India, Japan sign $75 billion currency swap agreement

India and Japan have signed a $75 billion bilateral currency swap agreement on Monday during Prime Minister Narendra Modi’s visit to Tokyo, India said in a statement.

The agreement should help bring greater stability to foreign exchange and capital markets in India, the statement added.

The Agreement shall aid in bringing greater stability to foreign exchange & capital markets in India. The facility will serve as a second line of defense for the rupee after the $393.5 billion of foreign exchange reserves that the Reserve Bank of India (RBI) has at its disposal.

Under the arrangement, India can acquire dollars from Japan in exchange for rupees.
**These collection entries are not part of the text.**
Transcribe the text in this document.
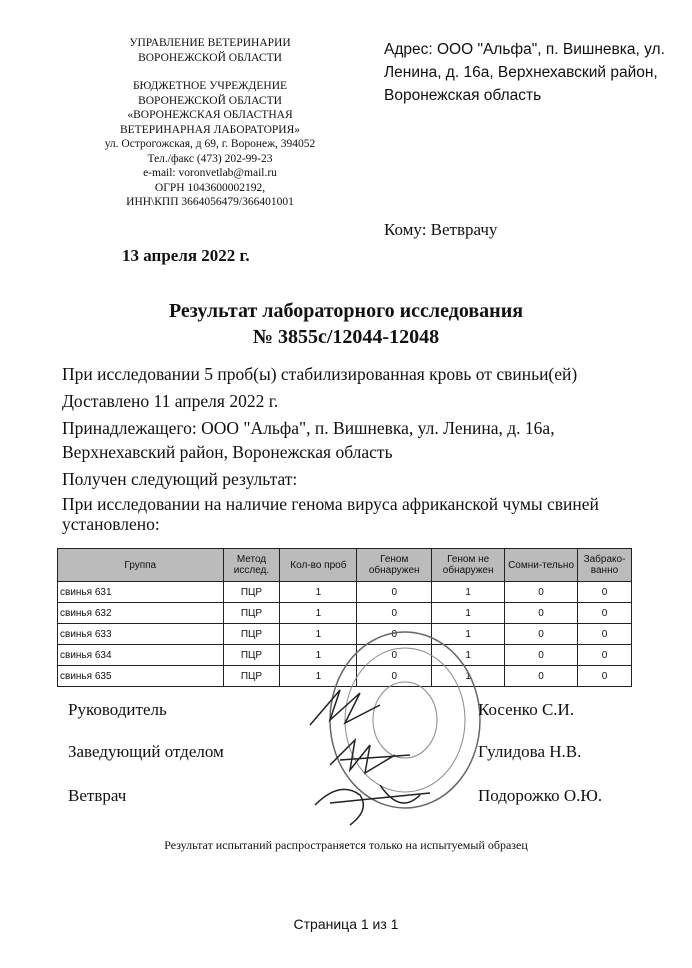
УПРАВЛЕНИЕ ВЕТЕРИНАРИИ
ВОРОНЕЖСКОЙ ОБЛАСТИ
БЮДЖЕТНОЕ УЧРЕЖДЕНИЕ
ВОРОНЕЖСКОЙ ОБЛАСТИ
«ВОРОНЕЖСКАЯ ОБЛАСТНАЯ
ВЕТЕРИНАРНАЯ ЛАБОРАТОРИЯ»
ул. Острогожская, д 69, г. Воронеж, 394052
Тел./факс (473) 202-99-23
e-mail: voronvetlab@mail.ru
ОГРН 1043600002192,
ИНН\КПП 3664056479/366401001
Адрес: ООО "Альфа", п. Вишневка, ул. Ленина, д. 16а, Верхнехавский район, Воронежская область
Кому: Ветврачу
13 апреля 2022 г.
Результат лабораторного исследования
№ 3855с/12044-12048

При исследовании 5 проб(ы) стабилизированная кровь от свиньи(ей)

Доставлено 11 апреля 2022 г.

Принадлежащего: ООО "Альфа", п. Вишневка, ул. Ленина, д. 16а, Верхнехавский район, Воронежская область

Получен следующий результат:

При исследовании на наличие генома вируса африканской чумы свиней установлено:

Группа	Метод исслед.	Кол-во проб	Геном обнаружен	Геном не обнаружен	Сомни-тельно	Забрако-ванно
свинья 631	ПЦР	1	0	1	0	0
свинья 632	ПЦР	1	0	1	0	0
свинья 633	ПЦР	1	0	1	0	0
свинья 634	ПЦР	1	0	1	0	0
свинья 635	ПЦР	1	0	1	0	0
Руководитель	Косенко С.И.
Заведующий отделом	Гулидова Н.В.
Ветврач	Подорожко О.Ю.
Результат испытаний распространяется только на испытуемый образец
Страница 1 из 1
Conversely, Japan can also seek dollars from India in exchange for yen.

The arrangement will be used only when required and will help meet short-term liquidity mismatches.

The currency swap agreement is an important measure in improving the confidence in the Indian market and it would not only enable the agreed amount of capital being available to India, but it will also bring down the cost of capital for Indian entities while accessing the foreign capital market.

The swap arrangement should aid in bringing greater stability to foreign exchange and capital markets in India. With this arrangement in place, prospects of India would further improve in tapping foreign capital for country’s developmental needs. This facility will enable the agreed amount of foreign capital being available to India for use as and when the need arises.

What is this Currency Swap Arrangement (CSA)?

This is an arrangement, between two friendly countries, which have a regular, substantial or increasing trade, to basically involve in trading in their own local currencies, where both pay for import and export trade, at the pre-determined rates of exchange, without bringing in third country currency like the US Dollar.

In such arrangements no third country currency is involved, thereby eliminating the need to worry about exchange variations.